1. Address the individual: “Hey, Bob, do you have a minute?”
2. State your concern. Explain what you see in a direct manner while minimizing your related emotions: “I need to know if we should move ahead with the changes to the new software project.”
3. Describe the problem as you see it: “I don’t think we have the help we need to make a quality product right now.”
4. Suggest a solution: “How about we assign Karen to temporarily help me with product development?”

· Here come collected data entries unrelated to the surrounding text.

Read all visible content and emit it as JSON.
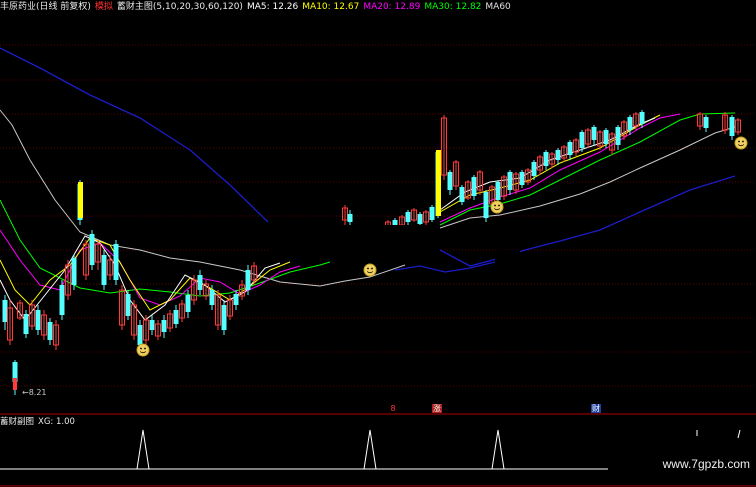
{
  "header": {
    "stock_name": "丰原药业(日线 前复权)",
    "mode": "模拟",
    "indicator": "蓄财主图(5,10,20,30,60,120)",
    "ma_items": [
      {
        "label": "MA5: 12.26",
        "color": "#ffffff"
      },
      {
        "label": "MA10: 12.67",
        "color": "#ffff00"
      },
      {
        "label": "MA20: 12.89",
        "color": "#ff00ff"
      },
      {
        "label": "MA30: 12.82",
        "color": "#00ff00"
      },
      {
        "label": "MA60",
        "color": "#e0e0e0"
      }
    ]
  },
  "main_chart": {
    "low_price_label": "8.21"
  },
  "signal_tags": [
    {
      "text": "8",
      "color": "#ff3333"
    },
    {
      "text": "涨",
      "color": "#ffffff",
      "bg": "#aa2020"
    },
    {
      "text": "财",
      "color": "#ffffff",
      "bg": "#2040a0"
    }
  ],
  "sub_chart": {
    "title": "蓄财副图",
    "xg_label": "XG: 1.00"
  },
  "watermark": "www.7gpzb.com",
  "colors": {
    "up": "#ff3c3c",
    "down": "#54ffff",
    "ma5": "#ffffff",
    "ma10": "#ffff00",
    "ma20": "#ff00ff",
    "ma30": "#00ff00",
    "ma60": "#c8c8c8",
    "ma120": "#1c1cc8",
    "grid": "#7a0000"
  }
}
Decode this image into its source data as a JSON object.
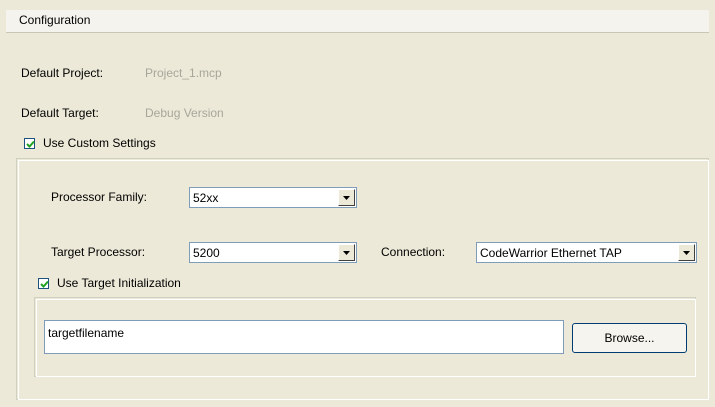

5. Obtain a buy-in:“What do you think? Should we move ahead?”
Get Close to Your Network
Goal Understand the changing needs of customers, suppliers, and business partners. No business operates in a vacuum, so success (or failure) is closely tied to what happens within the firm’s network of customers and partners. It’s no exaggeration to say that you all rise or fall together, so now is the time to strengthen those networks and improve lines of communication.Be proactive. There’s a tendency to communicate with partners only after decisions are made, but that doesn’t work well in a downturn — especially when a partner can help you ride out the storm. Pick up the phone or send an e-mail before you figure out what you need, says Danny Ertel, a director at Vantage Partners. “They’re grappling with uncertainty and challenges too. By putting your heads together, you might come up with ideas that work.”
Be resourceful. When you’re trying to hold on to as much cash as possible, it’s tempting to ask for discounts from partners and suppliers. A better idea? Figure out how you can make yourself less expensive to serve, Ertel says. Ask the people in your network what you can do to get more value for less money.
Be discerning. Focus on customers, suppliers, and partners that are in the best positions to weather the downturn. Use their strength to bolster your own. For example, the team at See Saw Networks has targeted vertical markets that make the most sense in this economy, bypassing the troubled financial and auto industries, which are curtailing their advertising strategies, in favor of creative and new media-driven customers in the quick-service restaurant industry.